There’s just something very visceral about edgy street scenes full of speed and motion. Printed large enough, the grainy off-kilter photos can be pretty intense to come face-to-face with in a gallery. They induce feelings of displacement, the contradictions of both feeling at home in the anonymous city and feeling rootless, the daily low-level panic of unfulfilled potential and desires, etc. – familiar themes for many people today. Because these themes are still highly relevant today, I think Daido’s appeal will not fade so easily. The art world can do what it wants, but new photographers will always want to emulate this, much as they still want to emulate Ansel Adams and HCB.
That’s what I like about Daido, actually. It’s only as conceptual as you make it. When I first came across his work I liked it at first glance, knowing nothing about it. Only later did I learn that in the sixties there was a short-lived Japanese magazine called Provoke, which pushed this unsettling aesthetic at a time when art critics expected to understand the photographs they looked at. Given the social context (the usual sixties stuff, breakdown of traditional mores, shaking off of postwar austerity, etc.), this magazine and its aesthetic signposted the way for a new generation of Japanese photographers eager for change. They lapped it up....Show more →
Thank you for your explanation ... it helps.
Do you think ...
"The vast majority of those people resonate with the basic aesthetic of are-bure-bokeh (rough, blurred, and out of focus)"
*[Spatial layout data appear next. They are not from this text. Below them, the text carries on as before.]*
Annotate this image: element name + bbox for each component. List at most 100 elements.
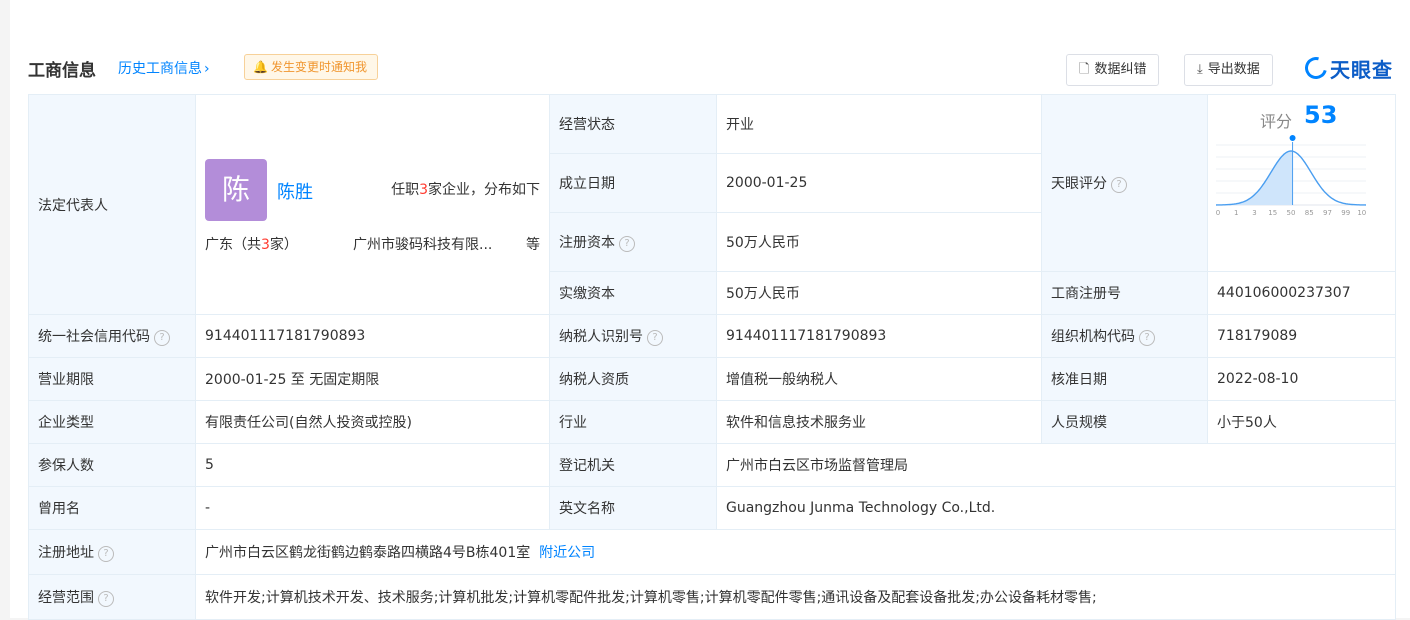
correct-label: 数据纠错	[1094, 62, 1147, 77]
tick-label: 100	[1357, 209, 1366, 217]
logo-text: 天眼查	[1330, 57, 1393, 82]
tick-label: 97	[1323, 209, 1332, 217]
history-link[interactable]: 历史工商信息 ›	[118, 58, 210, 78]
org-code-label-cell: 组织机构代码?	[1041, 314, 1208, 358]
help-icon[interactable]: ?	[1111, 177, 1127, 193]
positions-pre: 任职	[391, 181, 420, 198]
help-icon[interactable]: ?	[647, 330, 663, 346]
legal-rep-region: 广东（共3家）	[205, 234, 298, 254]
taxpayer-id-label-cell: 纳税人识别号?	[549, 314, 717, 358]
table-row: 参保人数 5 登记机关 广州市白云区市场监督管理局	[28, 443, 1396, 487]
tick-label: 3	[1252, 209, 1256, 217]
english-name-value: Guangzhou Junma Technology Co.,Ltd.	[716, 486, 1396, 530]
found-date-value: 2000-01-25	[716, 153, 1042, 213]
business-term-value: 2000-01-25 至 无固定期限	[195, 357, 550, 401]
legal-rep-cell: 陈 陈胜 任职3家企业，分布如下 广东（共3家） 广州市骏码科技有限... 等	[195, 94, 550, 315]
reg-number-label: 工商注册号	[1041, 271, 1208, 315]
help-icon[interactable]: ?	[98, 546, 114, 562]
reg-capital-value: 50万人民币	[716, 212, 1042, 272]
taxpayer-id-value: 914401117181790893	[716, 314, 1042, 358]
export-label: 导出数据	[1207, 62, 1260, 77]
tick-label: 0	[1216, 209, 1220, 217]
positions-post: 家企业，分布如下	[428, 181, 540, 198]
section-header: 工商信息 历史工商信息 › 🔔 发生变更时通知我 🗋 数据纠错 ⤓ 导出数据 天眼查	[28, 48, 1398, 88]
chevron-right-icon: ›	[204, 61, 210, 77]
region-count: 3	[261, 236, 270, 253]
taxpayer-id-label: 纳税人识别号	[559, 329, 643, 345]
tianyan-score-label: 天眼评分	[1051, 176, 1107, 192]
reg-authority-value: 广州市白云区市场监督管理局	[716, 443, 1396, 487]
business-term-label: 营业期限	[28, 357, 196, 401]
address-label: 注册地址	[38, 545, 94, 561]
scope-label: 经营范围	[38, 590, 94, 606]
legal-rep-company[interactable]: 广州市骏码科技有限...	[353, 234, 492, 254]
legal-rep-etc[interactable]: 等	[526, 234, 540, 254]
notify-label: 发生变更时通知我	[270, 60, 367, 74]
english-name-label: 英文名称	[549, 486, 717, 530]
tick-label: 50	[1287, 209, 1296, 217]
reg-authority-label: 登记机关	[549, 443, 717, 487]
score-distribution-chart: 0 1 3 15 50 85 97 99 100	[1216, 135, 1366, 217]
status-label: 经营状态	[549, 94, 717, 154]
help-icon[interactable]: ?	[619, 236, 635, 252]
notify-button[interactable]: 🔔 发生变更时通知我	[244, 54, 378, 80]
document-icon: 🗋	[1079, 62, 1090, 77]
region-pre: 广东（共	[205, 236, 261, 253]
status-value: 开业	[716, 94, 1042, 154]
legal-rep-label: 法定代表人	[28, 94, 196, 315]
company-type-value: 有限责任公司(自然人投资或控股)	[195, 400, 550, 444]
correct-data-button[interactable]: 🗋 数据纠错	[1066, 54, 1160, 86]
reg-capital-label-cell: 注册资本?	[549, 212, 717, 272]
score-caption: 评分	[1260, 112, 1293, 131]
positions-count: 3	[419, 181, 428, 198]
logo: 天眼查	[1300, 52, 1393, 84]
taxpayer-qual-label: 纳税人资质	[549, 357, 717, 401]
region-post: 家）	[269, 236, 298, 253]
score-value: 53	[1304, 101, 1338, 129]
credit-code-value: 914401117181790893	[195, 314, 550, 358]
former-name-label: 曾用名	[28, 486, 196, 530]
business-info-table: 法定代表人 陈 陈胜 任职3家企业，分布如下 广东（共3家） 广州市骏码科技有限…	[28, 94, 1396, 620]
table-row: 营业期限 2000-01-25 至 无固定期限 纳税人资质 增值税一般纳税人 核…	[28, 357, 1396, 401]
org-code-value: 718179089	[1207, 314, 1396, 358]
tick-label: 85	[1305, 209, 1314, 217]
credit-code-label-cell: 统一社会信用代码?	[28, 314, 196, 358]
paid-capital-label: 实缴资本	[549, 271, 717, 315]
logo-icon	[1300, 52, 1332, 84]
industry-value: 软件和信息技术服务业	[716, 400, 1042, 444]
curve-fill-left	[1216, 151, 1293, 205]
nearby-companies-link[interactable]: 附近公司	[539, 545, 595, 561]
section-title: 工商信息	[28, 61, 96, 81]
table-row: 经营范围? 软件开发;计算机技术开发、技术服务;计算机批发;计算机零配件批发;计…	[28, 574, 1396, 620]
avatar[interactable]: 陈	[205, 158, 267, 221]
address-value: 广州市白云区鹤龙街鹤边鹤泰路四横路4号B栋401室	[205, 545, 531, 561]
export-data-button[interactable]: ⤓ 导出数据	[1184, 54, 1273, 86]
table-row: 注册地址? 广州市白云区鹤龙街鹤边鹤泰路四横路4号B栋401室 附近公司	[28, 529, 1396, 575]
approval-date-label: 核准日期	[1041, 357, 1208, 401]
chart-ticks: 0 1 3 15 50 85 97 99 100	[1216, 209, 1366, 217]
help-icon[interactable]: ?	[98, 591, 114, 607]
download-icon: ⤓	[1197, 62, 1203, 77]
table-row: 曾用名 - 英文名称 Guangzhou Junma Technology Co…	[28, 486, 1396, 530]
scope-value: 软件开发;计算机技术开发、技术服务;计算机批发;计算机零配件批发;计算机零售;计…	[195, 574, 1396, 620]
address-value-cell: 广州市白云区鹤龙街鹤边鹤泰路四横路4号B栋401室 附近公司	[195, 529, 1396, 575]
staff-size-value: 小于50人	[1207, 400, 1396, 444]
scope-label-cell: 经营范围?	[28, 574, 196, 620]
insured-count-value: 5	[195, 443, 550, 487]
paid-capital-value: 50万人民币	[716, 271, 1042, 315]
tick-label: 1	[1234, 209, 1238, 217]
credit-code-label: 统一社会信用代码	[38, 329, 150, 345]
bell-icon: 🔔	[253, 60, 268, 74]
help-icon[interactable]: ?	[1139, 330, 1155, 346]
found-date-label: 成立日期	[549, 153, 717, 213]
help-icon[interactable]: ?	[154, 330, 170, 346]
legal-rep-name[interactable]: 陈胜	[277, 178, 313, 204]
tick-label: 99	[1341, 209, 1350, 217]
reg-number-value: 440106000237307	[1207, 271, 1396, 315]
table-row: 企业类型 有限责任公司(自然人投资或控股) 行业 软件和信息技术服务业 人员规模…	[28, 400, 1396, 444]
former-name-value: -	[195, 486, 550, 530]
table-row: 统一社会信用代码? 914401117181790893 纳税人识别号? 914…	[28, 314, 1396, 358]
score-cell: 评分 53 0 1 3 15 50 85 97 99 10	[1207, 94, 1396, 272]
address-label-cell: 注册地址?	[28, 529, 196, 575]
approval-date-value: 2022-08-10	[1207, 357, 1396, 401]
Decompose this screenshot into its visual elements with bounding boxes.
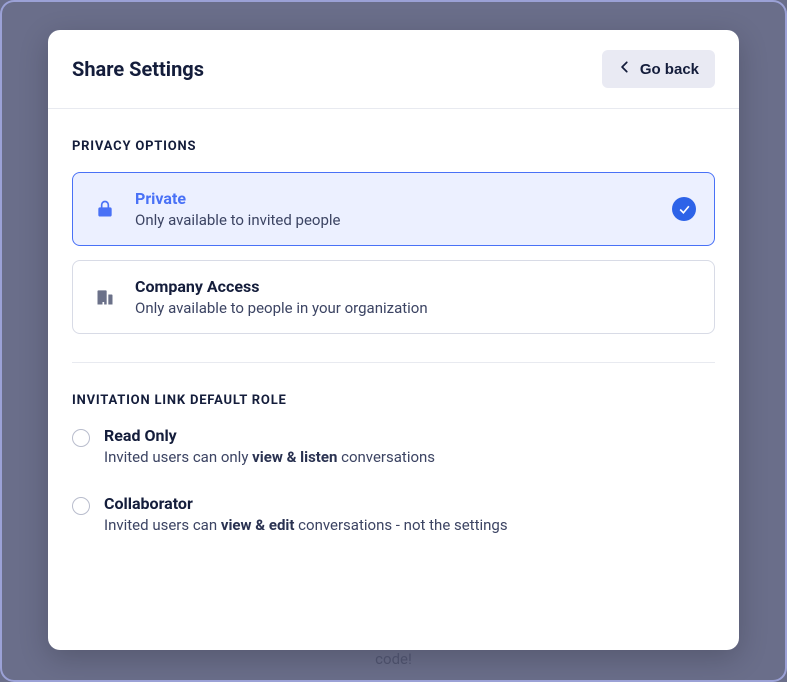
radio-icon: [72, 497, 90, 515]
privacy-option-company[interactable]: Company Access Only available to people …: [72, 260, 715, 334]
radio-icon: [72, 429, 90, 447]
role-option-text: Read Only Invited users can only view & …: [104, 426, 715, 466]
modal-header: Share Settings Go back: [48, 30, 739, 109]
privacy-option-desc: Only available to invited people: [135, 211, 672, 229]
chevron-left-icon: [618, 60, 632, 78]
privacy-option-text: Company Access Only available to people …: [135, 277, 696, 317]
building-icon: [91, 287, 119, 307]
privacy-option-title: Company Access: [135, 277, 696, 296]
backdrop-text: code!: [375, 650, 412, 668]
share-settings-modal: Share Settings Go back PRIVACY OPTIONS P…: [48, 30, 739, 650]
roles-heading: INVITATION LINK DEFAULT ROLE: [72, 393, 715, 408]
lock-icon: [91, 199, 119, 219]
check-icon: [672, 197, 696, 221]
role-option-collaborator[interactable]: Collaborator Invited users can view & ed…: [72, 494, 715, 534]
modal-title: Share Settings: [72, 57, 204, 81]
role-option-desc: Invited users can view & edit conversati…: [104, 516, 715, 534]
privacy-option-text: Private Only available to invited people: [135, 189, 672, 229]
privacy-option-private[interactable]: Private Only available to invited people: [72, 172, 715, 246]
privacy-option-title: Private: [135, 189, 672, 208]
role-option-title: Read Only: [104, 426, 715, 445]
role-option-title: Collaborator: [104, 494, 715, 513]
go-back-button[interactable]: Go back: [602, 50, 715, 88]
privacy-heading: PRIVACY OPTIONS: [72, 139, 715, 154]
section-divider: [72, 362, 715, 363]
role-option-readonly[interactable]: Read Only Invited users can only view & …: [72, 426, 715, 466]
role-option-text: Collaborator Invited users can view & ed…: [104, 494, 715, 534]
modal-body: PRIVACY OPTIONS Private Only available t…: [48, 109, 739, 592]
role-option-desc: Invited users can only view & listen con…: [104, 448, 715, 466]
privacy-option-desc: Only available to people in your organiz…: [135, 299, 696, 317]
go-back-label: Go back: [640, 61, 699, 78]
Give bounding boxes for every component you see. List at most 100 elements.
is mostly the byproduct of the social element involved ... akin to grunge music, etc., (which has a following, but may not resonate well with arduously trained classical musicians),
OR
do you think it resonates so strongly because the time, money, effort and learning curve of the technical skills needed to emulate it can be rapidly developed, such that multitudes can readily participate in its emulation (i.e. grass roots) ... unlike other styles or genre's that have a greater reliance on slowly developed technical aspects of our craft.?
I'm inclined to consider that the combination of both drives it. Thus, for those of us who may not feel that kind of social angst, and have already developed an appreciation for the technical elements of our craft, we find it more challenging to initially connect with something we've never seen in person. Possibly as well, "slightly offensive" to the hard work we've put into developing our technical skills, such that we are "put off" by it (maybe even some would say "jealous" of the accolades / attention it has garnered) out of our ignorance of the underlying social elements involved with its resonating popularity.
I think I'm beginning to "get it" ... at least as to an understanding of why/where its strong appeal comes for others. Am I moving any closer, in that regard?